We like to invest in businesses with high returns, but the trend in a company’s ROIC is what often surprises the market and moves the stock price. Over the last few years, Guess’s ROIC averaged 2.4 percentage point decreases each year. Paired with its already low returns, these declines suggest its profitable growth opportunities are few and far between.

10. Balance Sheet Risk

As long-term investors, the risk we care about most is the permanent loss of capital, which can happen when a company goes bankrupt or raises money from a disadvantaged position. This is separate from short-term stock price volatility, something we are much less bothered by.

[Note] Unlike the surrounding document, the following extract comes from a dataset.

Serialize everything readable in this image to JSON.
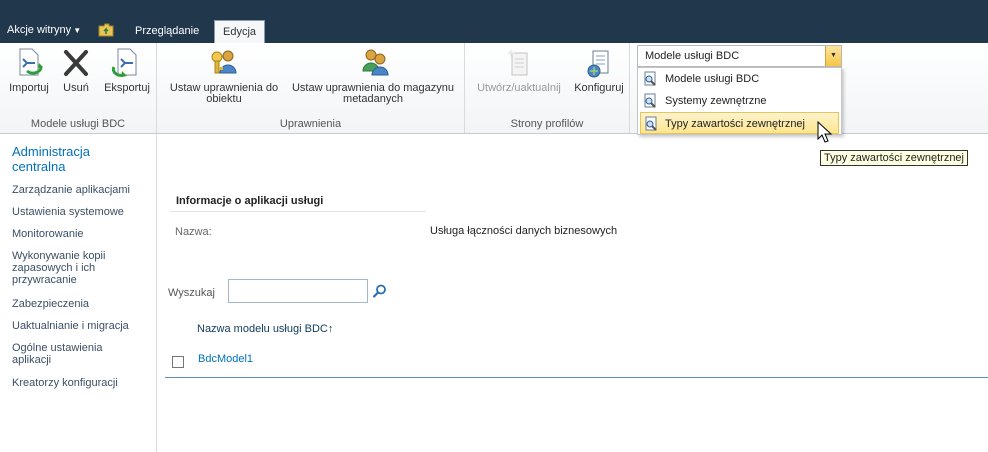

Guess burned through $15.71 million of cash over the last year, and its $1.59 billion of debt exceeds the $151.2 million of cash on its balance sheet. This is a deal breaker for us because indebted loss-making companies spell trouble.

Guess Net Debt Position

Unless the Guess’s fundamentals change quickly, it might find itself in a position where it must raise capital from investors to continue operating. Whether that would be favorable is unclear because dilution is a headwind for shareholder returns.

We remain cautious of Guess until it generates consistent free cash flow or any of its announced financing plans materialize on its balance sheet.

11. Key Takeaways from Guess’s Q1 Results

We were impressed by how significantly Guess blew past analysts’ EPS expectations this quarter. We were also happy its revenue outperformed Wall Street’s estimates. On the other hand, its EPS guidance for next quarter missed. Zooming out, we think this was a mixed quarter. The stock traded up 1.1% to $11.17 immediately after reporting.

12. Is Now The Time To Buy Guess?

Updated: June 16, 2025 at 11:11 PM EDT

When considering an investment in Guess, investors should account for its valuation and business qualities as well as what’s happened in the latest quarter.

Guess doesn’t pass our quality test. For starters, its revenue growth was weak over the last five years, and analysts don’t see anything changing over the next 12 months. And while its astounding EPS growth over the last five years shows its profits are trickling down to shareholders, the downside is its projected EPS for the next year is lacking. On top of that, its low free cash flow margins give it little breathing room.

Guess’s P/E ratio based on the next 12 months is 7.4x. While this valuation is optically cheap, the potential downside is huge given its shaky fundamentals. There are more exciting stocks to buy at the moment.

Wall Street analysts have a consensus one-year price target of $16 on the company (compared to the current share price of $12.13).

Although the price target is bullish, readers should exercise caution because analysts tend to be overly optimistic. The firms they work for, often big banks, have relationships with companies that extend into fundraising, M&A advisory, and other rewarding business lines. As a result, they typically hesitate to say bad things for fear they will lose out. We at StockStory do not suffer from such conflicts of interest, so we’ll always tell it like it is.